Konzeption und Architektur sind beispiellos auf der Welt: Auf 240 Pfeilern „schwebt“ das Airrail Center über dem ICE-Schnellbahnhof am Frankfurter Flughafen. Aus der Vogelperspektive erinnert die Konstruktion an ein Raumschiff – und das ist kein Zufall. Mit der aerodynamischen Form habe man auch das Thema Luftfahrt vom benachbarten Flughafen wieder aufgreifen wollen, erläutert Architekt Helmut Jost. Das Airrail Center Frankfurt ist ein Gemeinschaftsprojekt der IVG Immobilien AG und der Fraport AG.

Die Aufgabe
Insgesamt wird an verschiedenen Stellen des Neubaus Stahlmaterial mit einem Gesamtgewicht von rund 360.000 Tonnen verbaut. Um so viel Material zu bewegen, sind auch mehrere Terex-Krane der Firma Wiesbauer vor Ort. Für die teilweise sehr diffizilen Hubarbeiten werden bei verschiedenen Einsätzen am und auch im Gebäude ein AC 200-1, AC 250-1, AC 500-2 und AC 700 eingesetzt.

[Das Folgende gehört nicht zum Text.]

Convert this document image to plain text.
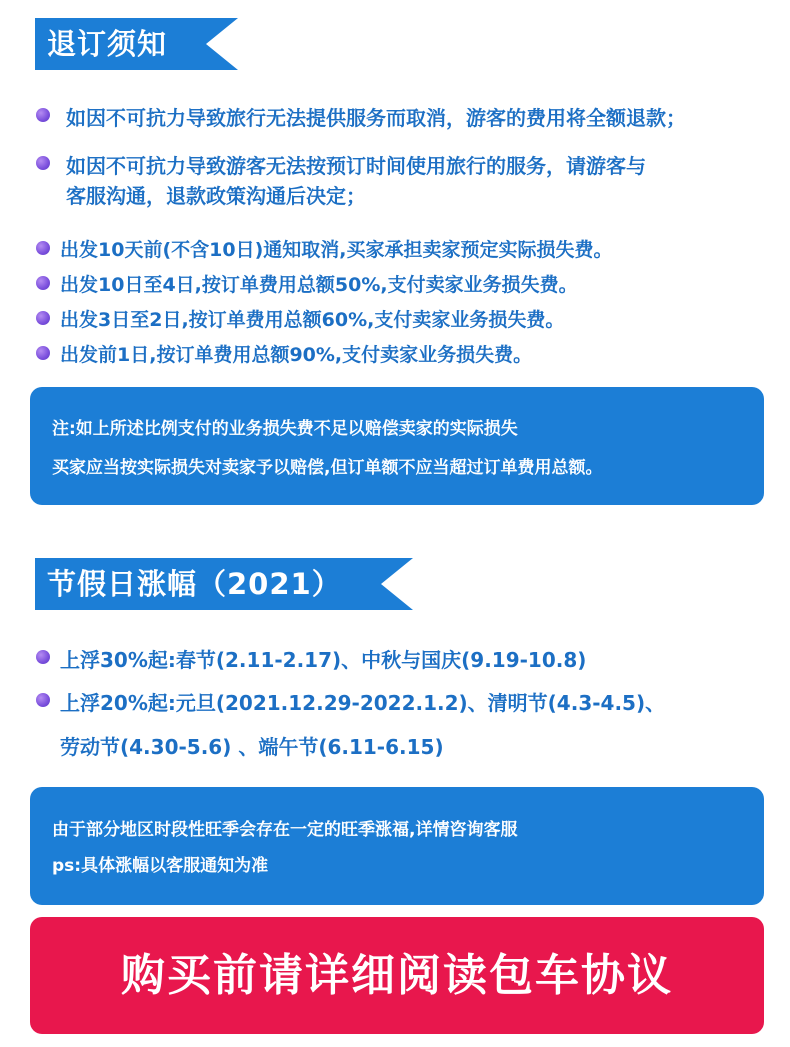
退订须知
如因不可抗力导致旅行无法提供服务而取消，游客的费用将全额退款；
如因不可抗力导致游客无法按预订时间使用旅行的服务，请游客与
客服沟通，退款政策沟通后决定；
出发10天前(不含10日)通知取消,买家承担卖家预定实际损失费。
出发10日至4日,按订单费用总额50%,支付卖家业务损失费。
出发3日至2日,按订单费用总额60%,支付卖家业务损失费。
出发前1日,按订单费用总额90%,支付卖家业务损失费。
注:如上所述比例支付的业务损失费不足以赔偿卖家的实际损失
买家应当按实际损失对卖家予以赔偿,但订单额不应当超过订单费用总额。
节假日涨幅（2021）
上浮30%起:春节(2.11-2.17)、中秋与国庆(9.19-10.8)
上浮20%起:元旦(2021.12.29-2022.1.2)、清明节(4.3-4.5)、
劳动节(4.30-5.6) 、端午节(6.11-6.15)
由于部分地区时段性旺季会存在一定的旺季涨福,详情咨询客服
ps:具体涨幅以客服通知为准
购买前请详细阅读包车协议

Die Projektabwicklung wird kaufmännisch von Norman Weitzel und technisch von Marco Wilhelm durchgeführt.


Die Montage eines Fachwerkträgers beispielsweise war ein interessanter Hub, der die Zusammenarbeit von gleich drei Terex-Großkranen erforderlich machte. Dazu haben sich auf sehr engem Raum zwischen Flughafen, ICE-Trasse und Schnellstraße zwei Terex AC 700 mit 700 Tonnen Tragfähigkeit und ein Terex AC 500-2 mit 500 Tonnen Tragfähigkeit positioniert.

Während unten die ICE-Schnellzüge im Zehn-Minuten-Takt vorbeidonnern, montieren oben die drei Krane einen Fachwerkträger mit 60 Meter Spannweite. Die freischwebende Dachkonstruktion ist Teil der beeindruckenden Glaskuppel über dem Ballsaal des neu entstehenden Hilton.

Verantwortlich für diesen Kraneinsatz ist ebenfalls das Kranunternehmen Wiesbauer, das zum einen den 700er (Kranführer Carsten Kelm) und den 500-Tonner (Kranführer Karl-Heinz Moll) stellt. Unterstützt werden sie bei diesem Einsatz zusätzlich von Kranführer Ralf Kremb und seinem AC 700 der Münchner Schmidbauer-Gruppe.



Die Krane
Marco Wilhelm, der bei Wiesbauer verantwortlich für die Projektplanung und Realisierung ist, erklärt den Einsatz: „Jeder dieser Krane hebt eines der drei Teilstücke mit je 20 Meter Spannweite. Die Endmontage erfolgt in der Luft. Die Teile werden am Haken hängend miteinander verschweißt und anschließend auf Pylonen befestigt. Die Lasten verteilen sich auf unseren 700er mit 55 Tonnen, den 500er mit 40 Tonnen und 25 Tonnen hebt unser Kollege aus München“.

Der Terex AC 700 ist mit Grundausleger plus 42 Meter Wippe aufgebaut. Bei
26 Meter Ausladung sind 140 Tonnen Gegengewicht aufgelegt. Der zweite AC 700: Grundausleger plus 48 Meter Wippe, 41 Meter Ausladung und 100 Tonnen Gegengewicht. Und der 500-Tonner arbeitet mit 36 Meter Mast, 30 Meter Ausladung und einem Gegengewicht von 180 Tonnen.